One of my father’s favorite sayings was “guarda Avanti” – look forward. But today, it is only fitting to pause, and look back at Ruggero Lancia’s life. He had a grandiose life, filled with joy, drama, success, failure, and most of all, adventure.
Born in a large farm house in Colfelice Italy in 1933, Ruggero grew up in the midst of the Second World War, in an area that was one of the most heavily bombed and highly contested in all of Italy. He remembered a bomb exploding in a place where just seconds before he stooped over to tie his shoelaces. Instead of learning to fear death, he became a master at skirting it. He was caught in gunfire between warring Afars. He survived car, boat, and motorcycle accidents almost unscathed. He missed boarding a plane that crashed killing everyone on board. He fell from a horse, tore open his shoulder, and contracted hepatitis from the blood transfusion to patch him together. Of course, sometimes he put us in harm’s way, too.
I’ll never forget when my brothers and I were riding around Langano with my dad in this little red speedboat and saw a hippo. Instead of going away from it, my dad drove right towards it, and switched off the engine. The hippo sunk, not wanting to be disturbed. But my dad, instead of starting the engine and going away, honked the horn. You can imagine what we all felt when we saw a giant hippo open its mouth and charge at us. And then, you can imagine the panic when my dad’s efforts to start the boat did not work, because the engine always stalled on that boat. As the hippo drew closer, finally, on the third turn of the ignition, the boat started and we sped away.

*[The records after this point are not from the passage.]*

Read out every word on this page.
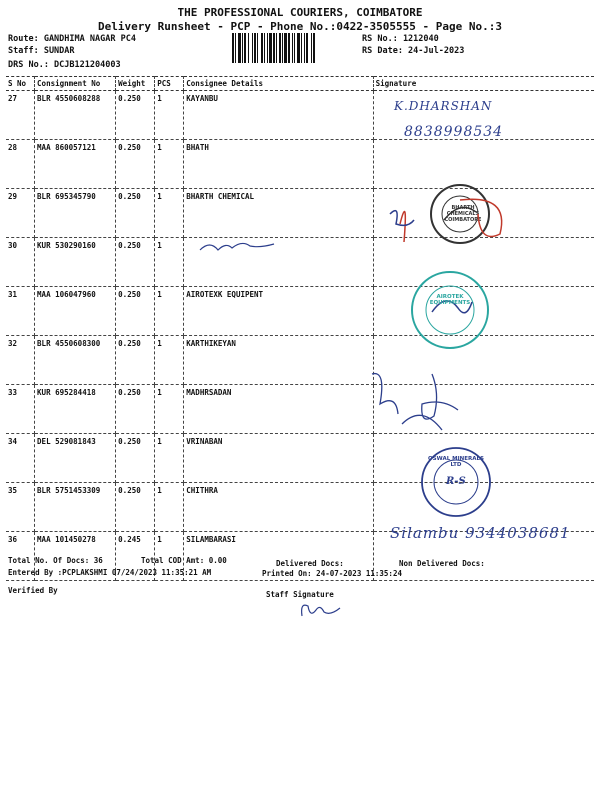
THE PROFESSIONAL COURIERS, COIMBATORE
Delivery Runsheet - PCP - Phone No.:0422-3505555 - Page No.:3
Route: GANDHIMA NAGAR PC4
Staff: SUNDAR
DRS No.: DCJB121204003
RS No.: 1212040
RS Date: 24-Jul-2023
S No	Consignment No	Weight	PCS	Consignee Details	Signature
27	BLR 4550608288	0.250	1	KAYANBU	
28	MAA 860057121	0.250	1	BHATH	
29	BLR 695345790	0.250	1	BHARTH CHEMICAL	
30	KUR 530290160	0.250	1		
31	MAA 106047960	0.250	1	AIROTEXK EQUIPENT	
32	BLR 4550608300	0.250	1	KARTHIKEYAN	
33	KUR 695284418	0.250	1	MADHRSADAN	
34	DEL 529081843	0.250	1	VRINABAN	
35	BLR 5751453309	0.250	1	CHITHRA	
36	MAA 101450278	0.245	1	SILAMBARASI	
K.DHARSHAN
8838998534
Silambu 9344038681
BHARTH CHEMICALS COIMBATORE
AIROTEK EQUIPMENTS
OSWAL MINERALS LTD
R-S
Total No. Of Docs: 36	Total COD Amt: 0.00	Delivered Docs:	Non Delivered Docs:
Entered By :PCPLAKSHMI 07/24/2023 11:35:21 AM	Printed On: 24-07-2023 11:35:24
Verified By	Staff Signature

It was certainly not an example of responsibly parenting, but we got a great story out of it. And in the end, we all survived.
Ruggero moved to Eritrea at thirteen years old in 1946, after the Second World War ended. He was raised there, living a life full of the privileges bestowed to Italians in that era. He explored many activities. He took up fencing, boxing, rally car driving, and competitive swimming. He was a difficult child, strong-willed and independent. To explain this, my grandmother would always tell the story of going to see the great rally car race that went from Massawa to Asmara. She was at the finish line looking on as the first rally car driver neared, thinking to herself, “who is this crazy person” and then seeing her own son emerge victorious. Of course he had never told her, knowing that his mother would not approve. But that was my dad – reckless, adventurous, daring, and lucky.

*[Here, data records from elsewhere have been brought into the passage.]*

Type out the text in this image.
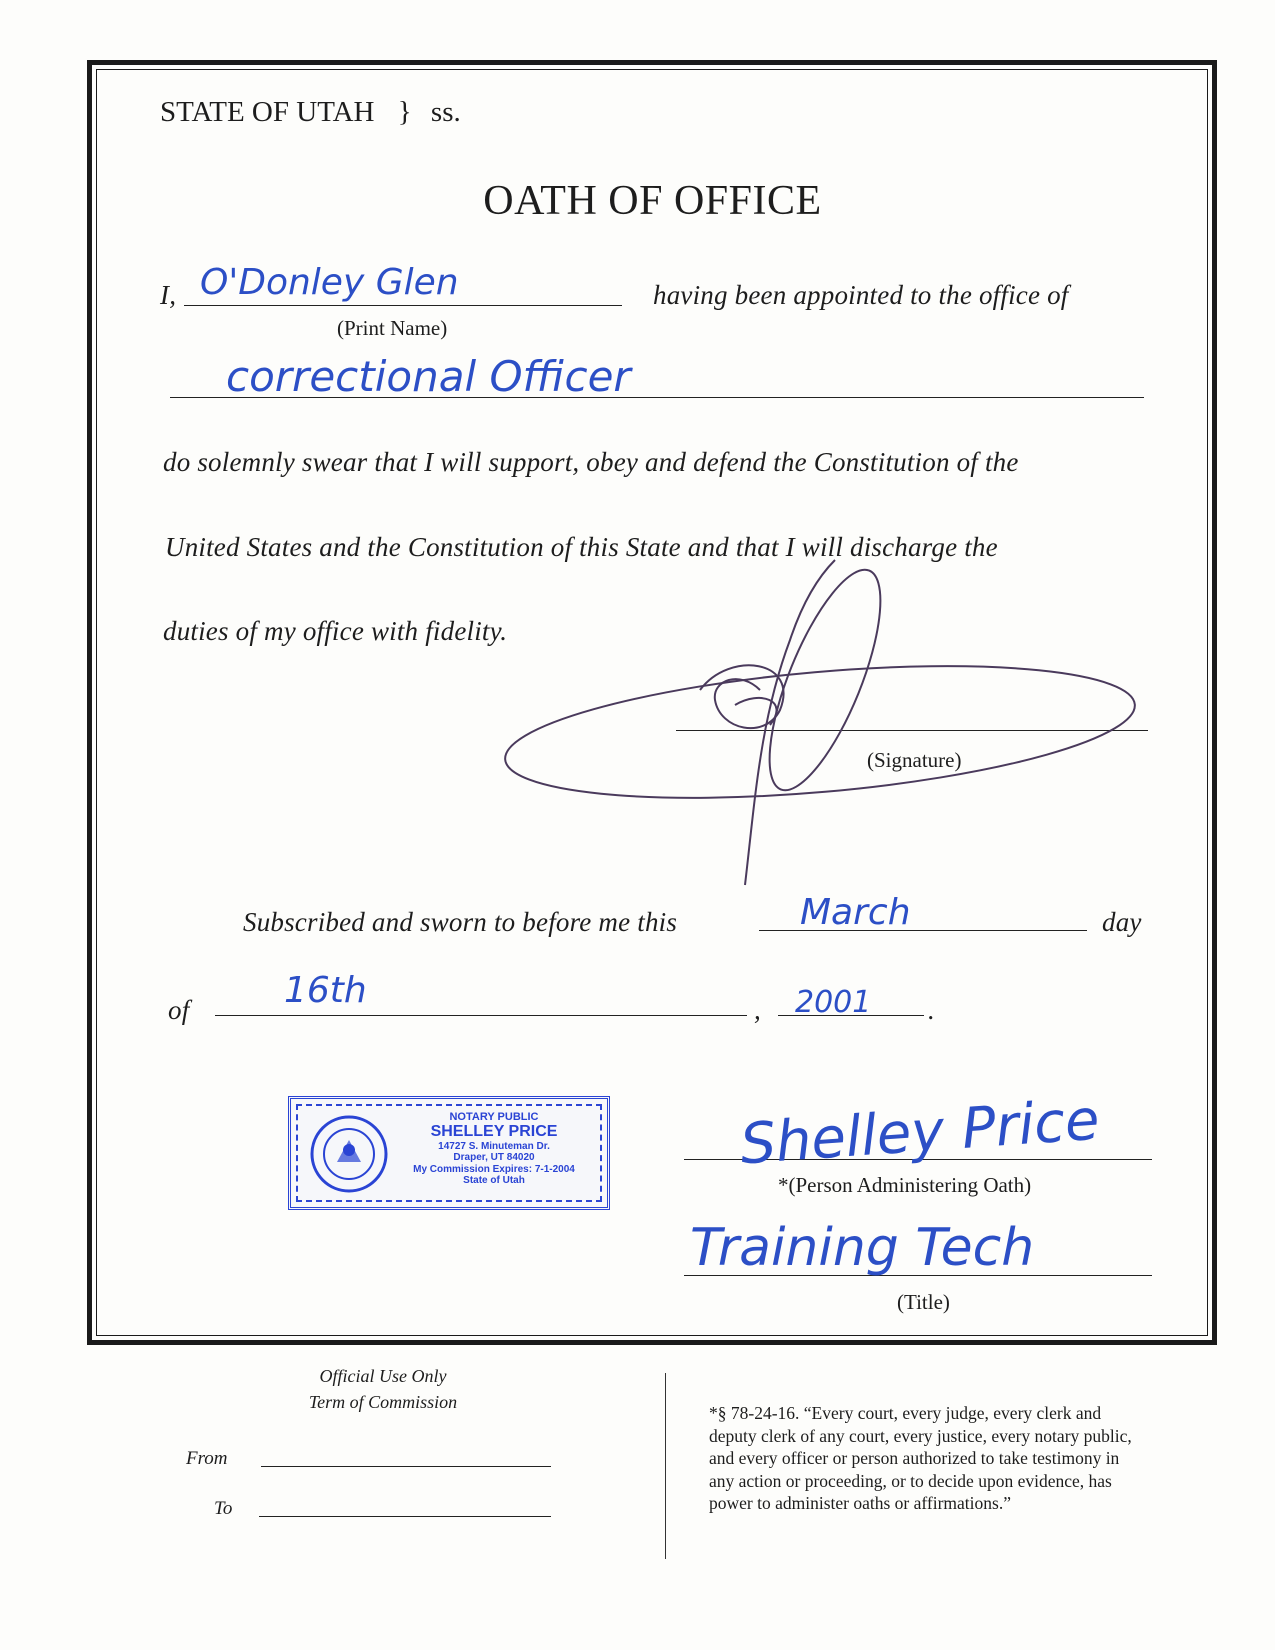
STATE OF UTAH } ss.
OATH OF OFFICE
I, O'Donley Glen
(Print Name)
having been appointed to the office of
correctional Officer
do solemnly swear that I will support, obey and defend the Constitution of the
United States and the Constitution of this State and that I will discharge the
duties of my office with fidelity.
(Signature)
Subscribed and sworn to before me this	March	day
of	16th	, 2001 .
NOTARY PUBLIC
SHELLEY PRICE
14727 S. Minuteman Dr.
Draper, UT 84020
My Commission Expires: 7-1-2004
State of Utah
Shelley Price
*(Person Administering Oath)
Training Tech
(Title)
Official Use Only
Term of Commission
From
To
*§ 78-24-16. “Every court, every judge, every clerk and
deputy clerk of any court, every justice, every notary public,
and every officer or person authorized to take testimony in
any action or proceeding, or to decide upon evidence, has
power to administer oaths or affirmations.”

Ruggero was a big man in every sense of the word. He was not an easy person to get along with. He was quick to anger and judgment, he made many enemies, he was not a very good friend, and he was a hard-nosed business man. We all suffered when his pride interfered with his business, and when we had to adjust to a new, and harsher reality.
But Ruggero was also a generous man, who had the capacity to feel deeply, who filled up a room when he walked in it, and whose eyes would sparkle when he laughed. He was a curious man who could hold a conversation about any subject. He could be funny, especially when he laughed in the middle of his own stories, and he loved to tell stories.
He was not a religious man, but his family to him was holy. He would have jumped through hoops of fire to protect us. Although it was complicated, his strength was not a façade, his love for us was not questionable. He lived life on his own terms, he set the rules as he went, and his actions, unpredictable and wild, were those of a man who would not be contained or confined.
That is the essence of his spirit. Whatever the next step in his journey, I have no doubt he will live on, in all of us gathered here today, in the thunderstorms and Langano sunsets, and every time we see a hippo.
Ti vogliamo tutti tantissimo benissimo.